Die Kriterien, die bei der Zwischenevaluation angewendet werden sollen, sind zu finden unter § 7 Abs. 1 HabO 2004.

 

Gemäß §8 HabO 2004 muss spätestens nach Ablauf von vier Jahren nach der Annahme als Habilitand/-in eine abschließende wissenschaftliche Begutachtung vom Fachmentorat eingeleitet werden.

Stellt das Fachmentorat bei der Vorbereitung der abschließenden wissenschaftlichen Begutachtung fest, dass die Leistungen innerhalb der Vierjahresfrist nicht erbracht werden können, so kann dem Habilitanden eine angemessene Nachfrist eingeräumt werden. Diese Nachfrist muss per formlosen Antrag beim Dekan beantragt werden.

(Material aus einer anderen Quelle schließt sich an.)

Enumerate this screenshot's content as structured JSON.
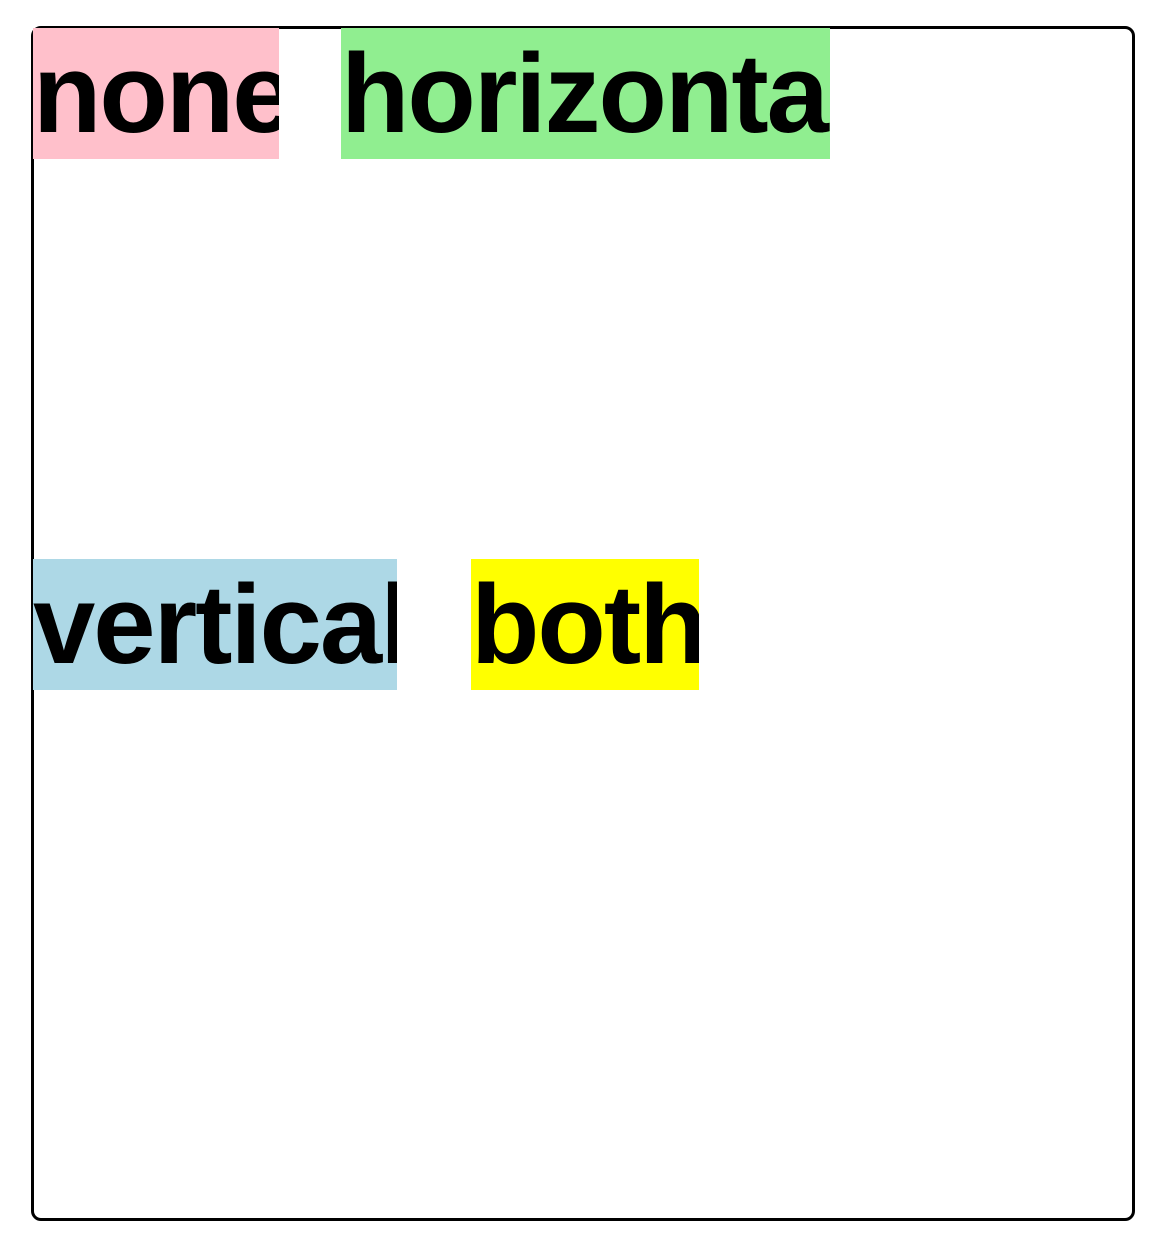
{
  "labels": {
    "none": "none",
    "horizontal": "horizontal",
    "vertical": "vertical",
    "both": "both"
  },
  "colors": {
    "none": "#ffc0cb",
    "horizontal": "#90ee90",
    "vertical": "#add8e6",
    "both": "#ffff00",
    "border": "#000000",
    "text": "#000000"
  }
}
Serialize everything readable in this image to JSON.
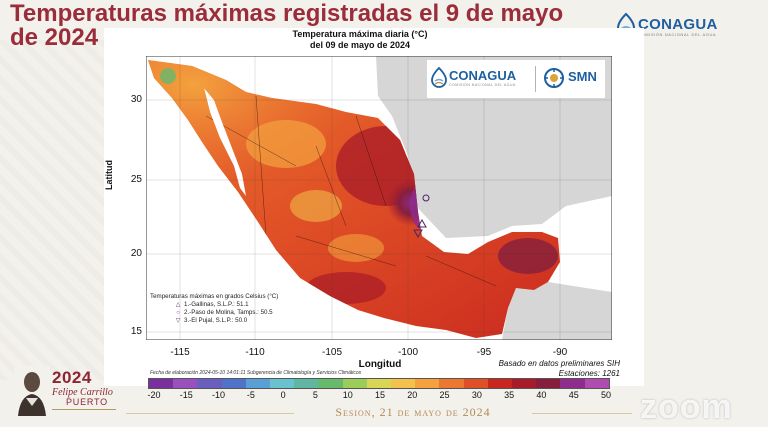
{
  "slide": {
    "title": "Temperaturas máximas registradas el 9 de mayo de 2024",
    "footer": "Sesion, 21 de mayo de 2024",
    "emblem": {
      "year": "2024",
      "name": "Felipe Carrillo",
      "place": "PUERTO"
    },
    "top_logo": {
      "name": "CONAGUA",
      "subtitle": "COMISIÓN NACIONAL DEL AGUA",
      "icon": "conagua-logo-icon"
    },
    "watermark": "zoom"
  },
  "map": {
    "title_line1": "Temperatura máxima diaria (°C)",
    "title_line2": "del 09 de mayo de 2024",
    "logos": {
      "conagua": "CONAGUA",
      "conagua_sub": "COMISIÓN NACIONAL DEL AGUA",
      "smn": "SMN"
    },
    "y_axis": {
      "label": "Latitud",
      "ticks": [
        "30",
        "25",
        "20",
        "15"
      ]
    },
    "x_axis": {
      "label": "Longitud",
      "ticks": [
        "-115",
        "-110",
        "-105",
        "-100",
        "-95",
        "-90"
      ]
    },
    "legend": {
      "title": "Temperaturas máximas en grados Celsius (°C)",
      "stations": [
        {
          "marker": "△",
          "label": "1.-Gallinas, S.L.P.: 51.1"
        },
        {
          "marker": "○",
          "label": "2.-Paso de Molina, Tamps.: 50.5"
        },
        {
          "marker": "▽",
          "label": "3.-El Pujal, S.L.P.: 50.0"
        }
      ]
    },
    "source_note": "Basado en datos preliminares SIH",
    "stations_count": "Estaciones:   1261",
    "elaboration_note": "Fecha de elaboración 2024-05-10 14:01:11 Subgerencia de Climatología y Servicios Climáticos",
    "colorbar": {
      "labels": [
        "-20",
        "-15",
        "-10",
        "-5",
        "0",
        "5",
        "10",
        "15",
        "20",
        "25",
        "30",
        "35",
        "40",
        "45",
        "50"
      ],
      "colors": [
        "#7b2f9e",
        "#9b4fbf",
        "#6a5fbf",
        "#4f73c9",
        "#5aa0d6",
        "#68c2d0",
        "#5fb7a2",
        "#67b96b",
        "#9ccd5b",
        "#d9d656",
        "#f3c24c",
        "#f3a23e",
        "#ec7731",
        "#e05026",
        "#c8261f",
        "#a81b28",
        "#861f3d",
        "#8f2c8c",
        "#b04bb1"
      ]
    }
  }
}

Zeiten der Wahrnehmung von Vertretungen von Professuren, der Inanspruchnahme von Elternzeit oder eines Beschäftigungsverbots nach der Verordnung über den Mutterschutz von Beamtinnen sowie bei Habilitanden, die nicht Mitglieder der Universität Würzburg sind, sollen die Vierjahresfrist verlängern.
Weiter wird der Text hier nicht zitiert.